By the way, to_vector(X) ~ normal(0, 1) should be more efficient than the loop since we can share a lot of computations across the rows. The copies have to happen anyway to pull the rows out as Eigen stores column major, so for big matrices, it’s even more of a win.

Sorry, missed that the first go `round.

Yes, this can be a problem with things like matrix multiplication because (-x)^2 = x^2.

In the sampling on a sphere case, there’s only a single line from the origin that results in the same point on a sphere, so nothing gets multimodal.

Without a way to control the multimodality of the parameters X, it can be problematic in the posterior monitoring X. On the other hand, it might not matter in that rho won’t wind up being multimodal.

Also, I’m not sure what distribution you get from X * X' given a normal distribution on the X components. What was your intended distribution on rho? The best thing to do would be to check whether that’s what you get with this coding.

I do not want to hijack this thread, but I have been looking for a clarification of a point here. Continuing the above example, if we only care about rho, and X is for some reason of no interest, do we need to worry about the posterior monitoring on X? In other words, if we get Rhat=1 for rho, can we safely ignore Rhat>1 for X?

Note: if more details are needed about my specific case, I can start a new thread to avoid derailing this one further.

The answer is complicated, as it depends on the properties of particular transforms.

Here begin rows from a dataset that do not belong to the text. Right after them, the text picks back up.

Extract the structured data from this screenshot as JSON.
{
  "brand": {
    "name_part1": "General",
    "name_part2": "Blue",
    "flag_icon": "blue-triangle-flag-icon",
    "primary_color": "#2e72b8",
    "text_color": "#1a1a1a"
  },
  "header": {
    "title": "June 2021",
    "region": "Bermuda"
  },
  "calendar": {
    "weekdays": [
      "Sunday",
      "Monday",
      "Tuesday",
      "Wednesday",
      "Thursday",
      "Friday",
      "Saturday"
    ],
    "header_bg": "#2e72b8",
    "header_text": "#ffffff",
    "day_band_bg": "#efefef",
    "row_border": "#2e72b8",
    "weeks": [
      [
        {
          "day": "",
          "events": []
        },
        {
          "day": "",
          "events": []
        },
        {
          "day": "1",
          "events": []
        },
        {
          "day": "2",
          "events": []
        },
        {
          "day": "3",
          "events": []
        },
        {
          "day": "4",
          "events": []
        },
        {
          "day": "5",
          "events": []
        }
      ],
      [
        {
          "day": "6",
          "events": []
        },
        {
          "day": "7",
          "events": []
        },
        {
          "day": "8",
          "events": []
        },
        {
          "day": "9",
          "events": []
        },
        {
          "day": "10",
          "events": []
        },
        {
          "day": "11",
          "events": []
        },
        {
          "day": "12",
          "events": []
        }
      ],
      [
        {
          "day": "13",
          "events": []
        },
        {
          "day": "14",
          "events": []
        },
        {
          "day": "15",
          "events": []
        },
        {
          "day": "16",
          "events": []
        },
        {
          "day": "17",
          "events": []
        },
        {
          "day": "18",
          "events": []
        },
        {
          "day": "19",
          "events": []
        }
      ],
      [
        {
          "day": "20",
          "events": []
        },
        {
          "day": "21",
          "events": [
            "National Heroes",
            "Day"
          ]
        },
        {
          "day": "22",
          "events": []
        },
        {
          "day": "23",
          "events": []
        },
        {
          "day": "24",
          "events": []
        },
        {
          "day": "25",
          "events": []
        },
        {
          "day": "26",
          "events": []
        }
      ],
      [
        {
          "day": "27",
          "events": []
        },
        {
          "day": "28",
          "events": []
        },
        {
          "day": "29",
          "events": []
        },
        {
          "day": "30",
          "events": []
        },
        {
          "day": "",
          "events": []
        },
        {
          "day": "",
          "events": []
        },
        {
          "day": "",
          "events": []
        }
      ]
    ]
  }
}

In some cases, no, we don’t need to worry about it. For example, you can get away with this to generate a uniform prior in (0, 1) on alpha:

parameters {
  real<lower = -1, upper = 1> alpha_raw;
}
transformed parameters {
  real<lower = 0, upper = 1> alpha = fabs(alpha_raw);
}
model {
  alpha ~ normal(0.2, 0.05)
}

If the posterior for alpha concentrates away from 0, as in this example, the posterior on alpha_raw will be multimodal. This should be OK for alpha in this simple case. Here’s what the output looks like for 4 chains and default settings:

           mean se_mean   sd  2.5%   25%   50%   75% 97.5% n_eff Rhat
theta      0.00    0.14 0.21 -0.28 -0.20  0.01  0.20  0.29     2 4.42
theta_pos  0.20    0.00 0.05  0.10  0.17  0.20  0.23  0.30  1779 1.00
lp__      -1.23    0.01 0.69 -3.18 -1.41 -0.96 -0.78 -0.73  2188 1.00

By inspection, the 95% intervals look good—they should be about +/- 1.96 sd and they’re (0.1, 0.3).

You can see from Rhat and n_eff that theta didn’t mix—two or more chains got stuck in different modes.

The way our adaptation works within a single chain actually mitigates the most problematic aspect of transforming a multimodal prior, namely that it’s likely that if alpha is heavily constrained, then alpha_raw won’t try to switch modes in the posterior during warmup, so adaptation will be OK. If a chain would explore both modes, then we run into a problem with adaptation trying to account for them both, which won’t be nearly as efficient.

1 Like

Thanks for the very helpful info and the example, I will give it some more thought. The posterior on rho should be unimodal, and all of my tests are looking very much like your example in terms of Rhat and n_eff.

Glad this is of broader interest to some, this is exactly what I am wondering too.

I suspected there must be a better way…thanks!